By Jackson’s calculations, when we’re into the seventh year of such a mission, we are encountering Oort Cloud objects at a pretty good clip, with an estimated 450 Oort objects within 0.1 AU of its trajectory based on current assumptions. Moving at 1 AU every 5.6 hours, we can extrapolate an encounter rate of one object per month over a period of three decades as the craft transits this region. Jackson also notes that data on the interstellar medium, including the Local Interstellar Cloud, will be prolific, including particle spectra, galactic cosmic ray spectra, dust density distributions, and interstellar magnetic field strength and direction.
Image: This is Figure 7 from the paper. Caption: Potential early science return milestones for a spacecraft undergoing a 10-year acceleration burn with a cruise velocity of 0.02c. Credit: Gerald Jackson.
It’s interesting to compare science return over time with what we’ve achieved with the Voyager missions. Voyager 2 reached Jupiter about two years after launch in 1977, and passed Saturn in four. It would take twice that time to reach Uranus (8.4 years into the mission), while Neptune was reached after 12. Voyager 2 entered the heliopause after 41.2 years of flight, and as we all know, both Voyagers are still returning data. For purposes of comparison, the Voyager 2 mission cost $865 million in 1973 dollars.
Thus, while funding missions demands early return on investment, there should be abundant opportunity for science in the decades of interstellar flight between the Sun and Proxima Centauri, with surprises along the way, just as the Voyagers occasionally throw us a curveball – consider the twists and wrinkles detected in the Sun’s magnetic field as lines of magnetic force criss-cross, and reconnect, producing a kind of ‘foam’ of magnetic bubbles, all this detected over a decade ago in Voyager data. The long-term return on investment is considerable, as it includes years of up-close exoplanet data, with orbital operations around, for example, Proxima Centauri b.
It will be interesting to see Jackson’s final NIAC report, which he tells me will be complete within a week or so. As to the future, a glimpse at one aspect of it is available in the current paper, which refers to what the original NIAC project description referred to as “a powerful LIDAR system…to illuminate, identify and track flyby candidates” in the Oort Cloud. But as the paper notes, this now seems impractical:
One preliminary conclusion is that active interrogation methods for locating 10 km diameter objects, for example with the communication laser, are not feasible even with megawatts of available electrical power.
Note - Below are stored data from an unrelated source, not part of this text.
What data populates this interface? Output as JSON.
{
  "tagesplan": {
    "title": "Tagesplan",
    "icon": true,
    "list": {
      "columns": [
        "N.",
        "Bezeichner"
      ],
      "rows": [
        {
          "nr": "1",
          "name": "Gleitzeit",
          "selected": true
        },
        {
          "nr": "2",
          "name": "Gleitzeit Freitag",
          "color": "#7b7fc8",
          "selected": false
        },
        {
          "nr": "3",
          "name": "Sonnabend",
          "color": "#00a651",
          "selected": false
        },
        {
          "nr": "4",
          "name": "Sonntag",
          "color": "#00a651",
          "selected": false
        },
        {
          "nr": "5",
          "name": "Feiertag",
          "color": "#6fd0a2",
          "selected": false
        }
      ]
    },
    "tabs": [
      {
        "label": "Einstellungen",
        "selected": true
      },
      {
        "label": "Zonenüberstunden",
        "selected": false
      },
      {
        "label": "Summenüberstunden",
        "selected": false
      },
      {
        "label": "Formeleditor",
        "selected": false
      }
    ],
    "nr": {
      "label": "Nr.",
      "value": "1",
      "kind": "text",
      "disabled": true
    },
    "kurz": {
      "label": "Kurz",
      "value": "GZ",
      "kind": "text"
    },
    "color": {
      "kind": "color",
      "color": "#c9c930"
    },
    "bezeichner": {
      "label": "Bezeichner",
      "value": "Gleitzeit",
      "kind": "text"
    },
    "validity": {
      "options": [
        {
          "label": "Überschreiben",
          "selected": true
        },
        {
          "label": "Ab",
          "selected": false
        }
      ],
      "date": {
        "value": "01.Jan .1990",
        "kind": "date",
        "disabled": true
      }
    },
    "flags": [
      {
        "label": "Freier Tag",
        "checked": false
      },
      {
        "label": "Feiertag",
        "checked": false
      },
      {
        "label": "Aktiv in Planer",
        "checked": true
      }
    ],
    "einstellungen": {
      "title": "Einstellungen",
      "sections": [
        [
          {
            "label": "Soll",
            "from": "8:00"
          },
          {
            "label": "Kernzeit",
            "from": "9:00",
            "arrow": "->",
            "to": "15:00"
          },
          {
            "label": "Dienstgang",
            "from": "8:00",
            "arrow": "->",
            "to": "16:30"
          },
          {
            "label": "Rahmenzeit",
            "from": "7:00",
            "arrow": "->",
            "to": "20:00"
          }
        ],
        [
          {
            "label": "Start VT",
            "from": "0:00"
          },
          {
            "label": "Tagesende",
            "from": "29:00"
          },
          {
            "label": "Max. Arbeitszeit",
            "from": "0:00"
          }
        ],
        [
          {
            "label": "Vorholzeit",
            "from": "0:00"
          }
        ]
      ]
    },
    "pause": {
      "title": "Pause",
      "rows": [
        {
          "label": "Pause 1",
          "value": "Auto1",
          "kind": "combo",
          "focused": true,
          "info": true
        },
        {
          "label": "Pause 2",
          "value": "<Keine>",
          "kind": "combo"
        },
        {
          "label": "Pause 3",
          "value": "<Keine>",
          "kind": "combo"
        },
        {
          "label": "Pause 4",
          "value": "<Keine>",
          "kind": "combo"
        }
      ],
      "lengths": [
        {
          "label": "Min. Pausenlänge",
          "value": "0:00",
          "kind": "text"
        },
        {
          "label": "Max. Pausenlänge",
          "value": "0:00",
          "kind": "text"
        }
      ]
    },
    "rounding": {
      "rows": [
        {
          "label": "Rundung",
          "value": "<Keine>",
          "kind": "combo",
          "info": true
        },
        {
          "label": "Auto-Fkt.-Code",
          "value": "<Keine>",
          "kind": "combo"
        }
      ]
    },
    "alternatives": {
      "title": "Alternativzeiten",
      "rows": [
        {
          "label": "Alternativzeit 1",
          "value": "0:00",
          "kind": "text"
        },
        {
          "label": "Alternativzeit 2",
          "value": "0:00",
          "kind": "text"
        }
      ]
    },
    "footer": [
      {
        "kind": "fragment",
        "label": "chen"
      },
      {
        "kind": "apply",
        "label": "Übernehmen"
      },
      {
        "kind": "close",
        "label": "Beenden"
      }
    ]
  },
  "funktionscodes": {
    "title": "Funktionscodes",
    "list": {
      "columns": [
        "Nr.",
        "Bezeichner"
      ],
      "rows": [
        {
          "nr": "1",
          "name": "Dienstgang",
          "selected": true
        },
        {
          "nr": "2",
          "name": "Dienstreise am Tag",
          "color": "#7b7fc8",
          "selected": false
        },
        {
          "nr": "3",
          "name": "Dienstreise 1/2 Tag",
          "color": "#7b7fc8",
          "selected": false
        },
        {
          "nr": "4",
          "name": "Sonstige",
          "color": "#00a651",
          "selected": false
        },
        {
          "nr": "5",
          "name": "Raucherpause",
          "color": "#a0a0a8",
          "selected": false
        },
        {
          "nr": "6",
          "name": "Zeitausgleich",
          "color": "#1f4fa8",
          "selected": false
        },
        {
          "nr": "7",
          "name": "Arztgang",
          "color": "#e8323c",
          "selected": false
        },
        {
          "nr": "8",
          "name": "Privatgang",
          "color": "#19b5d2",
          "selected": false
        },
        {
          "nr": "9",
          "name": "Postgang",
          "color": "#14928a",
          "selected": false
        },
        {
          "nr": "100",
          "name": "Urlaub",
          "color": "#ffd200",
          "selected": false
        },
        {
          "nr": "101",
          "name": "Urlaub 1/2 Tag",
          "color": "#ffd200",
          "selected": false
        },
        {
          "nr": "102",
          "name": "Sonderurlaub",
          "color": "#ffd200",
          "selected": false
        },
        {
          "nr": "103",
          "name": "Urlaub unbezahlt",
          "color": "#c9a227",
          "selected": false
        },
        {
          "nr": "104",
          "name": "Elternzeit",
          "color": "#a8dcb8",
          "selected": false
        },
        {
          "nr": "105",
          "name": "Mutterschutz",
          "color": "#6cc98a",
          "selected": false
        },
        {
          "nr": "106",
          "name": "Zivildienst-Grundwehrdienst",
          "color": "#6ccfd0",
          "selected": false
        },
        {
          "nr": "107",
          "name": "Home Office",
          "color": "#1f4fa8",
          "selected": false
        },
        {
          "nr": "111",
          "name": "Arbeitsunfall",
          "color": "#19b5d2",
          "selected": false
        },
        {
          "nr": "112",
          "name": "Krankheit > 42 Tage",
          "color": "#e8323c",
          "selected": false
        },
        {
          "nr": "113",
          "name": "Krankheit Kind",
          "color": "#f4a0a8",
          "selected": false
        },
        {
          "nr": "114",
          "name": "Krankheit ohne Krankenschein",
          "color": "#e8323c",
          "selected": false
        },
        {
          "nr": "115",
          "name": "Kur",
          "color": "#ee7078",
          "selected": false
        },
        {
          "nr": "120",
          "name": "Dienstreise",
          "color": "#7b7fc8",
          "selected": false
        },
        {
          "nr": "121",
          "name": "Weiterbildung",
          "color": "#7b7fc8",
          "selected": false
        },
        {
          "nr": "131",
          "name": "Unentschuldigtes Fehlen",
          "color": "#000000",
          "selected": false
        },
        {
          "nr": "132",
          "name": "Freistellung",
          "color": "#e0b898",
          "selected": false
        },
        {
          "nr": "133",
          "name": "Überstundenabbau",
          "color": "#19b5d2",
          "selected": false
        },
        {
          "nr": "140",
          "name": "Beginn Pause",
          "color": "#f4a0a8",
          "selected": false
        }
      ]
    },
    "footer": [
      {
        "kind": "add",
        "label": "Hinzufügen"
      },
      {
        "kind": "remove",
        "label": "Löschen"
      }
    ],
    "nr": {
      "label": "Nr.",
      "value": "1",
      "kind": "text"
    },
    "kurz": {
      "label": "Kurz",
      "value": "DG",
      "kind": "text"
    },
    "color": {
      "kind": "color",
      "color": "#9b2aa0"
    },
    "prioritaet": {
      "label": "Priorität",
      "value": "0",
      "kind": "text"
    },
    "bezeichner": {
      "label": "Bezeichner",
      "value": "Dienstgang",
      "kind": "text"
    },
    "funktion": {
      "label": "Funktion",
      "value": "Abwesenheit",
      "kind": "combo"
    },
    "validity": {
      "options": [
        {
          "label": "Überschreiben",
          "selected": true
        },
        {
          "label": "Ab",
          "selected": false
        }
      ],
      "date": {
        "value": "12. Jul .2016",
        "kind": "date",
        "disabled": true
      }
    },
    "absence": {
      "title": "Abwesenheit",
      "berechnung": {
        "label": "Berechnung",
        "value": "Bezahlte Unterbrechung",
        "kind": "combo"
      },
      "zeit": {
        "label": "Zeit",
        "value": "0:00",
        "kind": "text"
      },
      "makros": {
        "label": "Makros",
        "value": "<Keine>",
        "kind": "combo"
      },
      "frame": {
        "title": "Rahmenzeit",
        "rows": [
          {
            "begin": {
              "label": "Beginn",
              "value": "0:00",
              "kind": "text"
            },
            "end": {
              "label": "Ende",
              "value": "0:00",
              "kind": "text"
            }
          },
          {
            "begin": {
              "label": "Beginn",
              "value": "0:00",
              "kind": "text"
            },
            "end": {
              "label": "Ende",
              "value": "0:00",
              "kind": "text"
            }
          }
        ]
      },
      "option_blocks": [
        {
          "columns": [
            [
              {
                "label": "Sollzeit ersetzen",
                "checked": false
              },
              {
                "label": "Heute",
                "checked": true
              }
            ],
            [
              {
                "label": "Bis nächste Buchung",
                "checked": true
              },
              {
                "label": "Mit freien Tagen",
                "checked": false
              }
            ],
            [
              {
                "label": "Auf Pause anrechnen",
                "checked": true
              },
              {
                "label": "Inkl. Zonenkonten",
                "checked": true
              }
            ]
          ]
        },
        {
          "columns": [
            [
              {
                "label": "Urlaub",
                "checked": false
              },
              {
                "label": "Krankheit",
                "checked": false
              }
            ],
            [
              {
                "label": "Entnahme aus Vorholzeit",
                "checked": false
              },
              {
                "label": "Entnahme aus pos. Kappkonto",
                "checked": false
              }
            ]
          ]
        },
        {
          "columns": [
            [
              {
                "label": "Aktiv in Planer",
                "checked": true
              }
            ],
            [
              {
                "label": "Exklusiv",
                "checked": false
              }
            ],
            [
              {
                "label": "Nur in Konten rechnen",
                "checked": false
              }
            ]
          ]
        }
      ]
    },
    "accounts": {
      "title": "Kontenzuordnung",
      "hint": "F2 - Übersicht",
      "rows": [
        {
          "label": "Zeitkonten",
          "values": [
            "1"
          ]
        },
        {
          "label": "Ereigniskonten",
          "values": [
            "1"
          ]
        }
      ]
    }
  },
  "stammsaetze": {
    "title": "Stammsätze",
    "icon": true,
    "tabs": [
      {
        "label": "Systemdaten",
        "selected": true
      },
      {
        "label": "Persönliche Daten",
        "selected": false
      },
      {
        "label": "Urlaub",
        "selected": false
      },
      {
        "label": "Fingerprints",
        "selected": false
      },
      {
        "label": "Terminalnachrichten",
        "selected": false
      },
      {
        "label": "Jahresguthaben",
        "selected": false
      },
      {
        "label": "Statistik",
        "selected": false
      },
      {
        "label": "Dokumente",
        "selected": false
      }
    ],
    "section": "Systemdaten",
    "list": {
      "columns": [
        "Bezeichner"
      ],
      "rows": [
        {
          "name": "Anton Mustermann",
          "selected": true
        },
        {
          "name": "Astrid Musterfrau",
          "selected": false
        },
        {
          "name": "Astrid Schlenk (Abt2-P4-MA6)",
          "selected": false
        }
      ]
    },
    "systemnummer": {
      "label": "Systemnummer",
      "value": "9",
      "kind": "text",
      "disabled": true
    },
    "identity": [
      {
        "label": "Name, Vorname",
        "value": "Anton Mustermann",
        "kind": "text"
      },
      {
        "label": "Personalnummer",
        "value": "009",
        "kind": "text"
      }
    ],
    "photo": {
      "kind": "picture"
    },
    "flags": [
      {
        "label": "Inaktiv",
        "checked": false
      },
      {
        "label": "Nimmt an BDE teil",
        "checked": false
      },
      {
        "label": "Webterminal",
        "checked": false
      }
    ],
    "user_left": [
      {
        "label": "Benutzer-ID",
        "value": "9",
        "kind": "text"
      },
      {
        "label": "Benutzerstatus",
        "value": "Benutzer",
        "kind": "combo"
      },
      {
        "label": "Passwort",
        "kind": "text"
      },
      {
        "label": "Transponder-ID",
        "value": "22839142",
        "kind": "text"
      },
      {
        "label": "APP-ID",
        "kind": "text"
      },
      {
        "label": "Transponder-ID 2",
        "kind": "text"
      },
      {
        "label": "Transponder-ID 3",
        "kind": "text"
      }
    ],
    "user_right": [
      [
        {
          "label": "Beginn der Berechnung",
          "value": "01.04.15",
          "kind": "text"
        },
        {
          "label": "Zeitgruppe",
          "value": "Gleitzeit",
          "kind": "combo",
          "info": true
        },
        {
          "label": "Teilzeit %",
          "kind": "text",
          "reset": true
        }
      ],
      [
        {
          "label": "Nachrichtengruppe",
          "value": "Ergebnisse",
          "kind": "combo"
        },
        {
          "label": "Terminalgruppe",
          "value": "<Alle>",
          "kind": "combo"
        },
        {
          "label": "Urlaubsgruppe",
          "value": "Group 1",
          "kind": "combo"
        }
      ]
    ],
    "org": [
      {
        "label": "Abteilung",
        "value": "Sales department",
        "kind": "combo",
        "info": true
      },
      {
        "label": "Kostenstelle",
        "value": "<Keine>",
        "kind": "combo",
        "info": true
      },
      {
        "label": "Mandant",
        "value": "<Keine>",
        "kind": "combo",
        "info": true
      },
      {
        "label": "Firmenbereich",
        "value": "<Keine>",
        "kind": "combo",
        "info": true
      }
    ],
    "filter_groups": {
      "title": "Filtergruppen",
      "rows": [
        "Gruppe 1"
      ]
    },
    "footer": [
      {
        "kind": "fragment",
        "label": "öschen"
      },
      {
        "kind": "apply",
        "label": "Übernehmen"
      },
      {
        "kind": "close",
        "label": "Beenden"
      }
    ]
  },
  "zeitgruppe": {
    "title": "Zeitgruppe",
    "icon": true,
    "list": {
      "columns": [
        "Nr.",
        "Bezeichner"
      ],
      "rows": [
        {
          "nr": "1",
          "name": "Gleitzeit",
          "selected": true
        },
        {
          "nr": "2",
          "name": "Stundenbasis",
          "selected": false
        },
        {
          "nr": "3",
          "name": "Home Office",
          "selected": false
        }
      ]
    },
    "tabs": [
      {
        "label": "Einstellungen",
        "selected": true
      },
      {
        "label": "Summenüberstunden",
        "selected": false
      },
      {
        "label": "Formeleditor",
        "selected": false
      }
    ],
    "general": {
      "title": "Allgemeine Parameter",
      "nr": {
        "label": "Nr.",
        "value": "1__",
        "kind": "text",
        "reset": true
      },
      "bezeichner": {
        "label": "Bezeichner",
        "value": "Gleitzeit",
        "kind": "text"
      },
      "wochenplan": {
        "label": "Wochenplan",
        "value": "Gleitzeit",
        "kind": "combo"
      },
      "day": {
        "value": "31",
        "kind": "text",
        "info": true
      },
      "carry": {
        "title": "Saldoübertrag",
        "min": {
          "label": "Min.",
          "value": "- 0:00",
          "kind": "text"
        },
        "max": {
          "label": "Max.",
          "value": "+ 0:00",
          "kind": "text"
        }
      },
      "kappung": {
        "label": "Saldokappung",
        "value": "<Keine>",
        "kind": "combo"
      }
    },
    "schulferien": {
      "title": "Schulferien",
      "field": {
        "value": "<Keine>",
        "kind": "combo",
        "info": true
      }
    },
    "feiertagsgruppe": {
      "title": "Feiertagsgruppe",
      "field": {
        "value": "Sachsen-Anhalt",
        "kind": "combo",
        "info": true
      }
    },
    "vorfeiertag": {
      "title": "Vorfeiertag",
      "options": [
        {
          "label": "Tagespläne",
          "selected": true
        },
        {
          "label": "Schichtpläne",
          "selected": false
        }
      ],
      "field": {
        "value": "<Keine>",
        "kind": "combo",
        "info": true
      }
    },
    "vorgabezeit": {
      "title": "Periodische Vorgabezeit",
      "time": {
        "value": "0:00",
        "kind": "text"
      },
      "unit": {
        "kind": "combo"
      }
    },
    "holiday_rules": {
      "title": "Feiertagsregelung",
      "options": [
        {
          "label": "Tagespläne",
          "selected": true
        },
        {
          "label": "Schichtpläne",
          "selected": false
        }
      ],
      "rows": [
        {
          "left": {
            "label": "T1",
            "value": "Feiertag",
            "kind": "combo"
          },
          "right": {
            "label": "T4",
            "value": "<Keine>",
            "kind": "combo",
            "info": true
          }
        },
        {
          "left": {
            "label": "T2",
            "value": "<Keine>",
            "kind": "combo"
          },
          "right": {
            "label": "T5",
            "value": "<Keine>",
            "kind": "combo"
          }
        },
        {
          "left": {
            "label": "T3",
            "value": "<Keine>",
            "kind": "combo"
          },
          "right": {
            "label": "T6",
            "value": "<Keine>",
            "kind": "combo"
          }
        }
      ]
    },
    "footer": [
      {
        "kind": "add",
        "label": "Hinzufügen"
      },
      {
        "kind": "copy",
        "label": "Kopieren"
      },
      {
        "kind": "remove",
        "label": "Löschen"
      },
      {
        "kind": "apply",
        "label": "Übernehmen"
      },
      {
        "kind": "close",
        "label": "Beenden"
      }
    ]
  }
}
We’ll also find out in the NIAC report whether or not Jackson’s idea of using gram-scale chipcraft for closer examination of, say, objects in the Oort has stood up to scrutiny in the subsequent work. This hybrid mission concept using antimatter is rapidly evolving, and what lies ahead, he tells me in a recent email, is a series of papers expanding on antimatter production and storage, and further examining both the electrostatic trap and electrostatic nozzle. As both drastically increasing antimatter production, as well as learning how to maximize small amounts, are critical for our hopes to someday create antimatter propulsion, I’ll be tracking this report closely.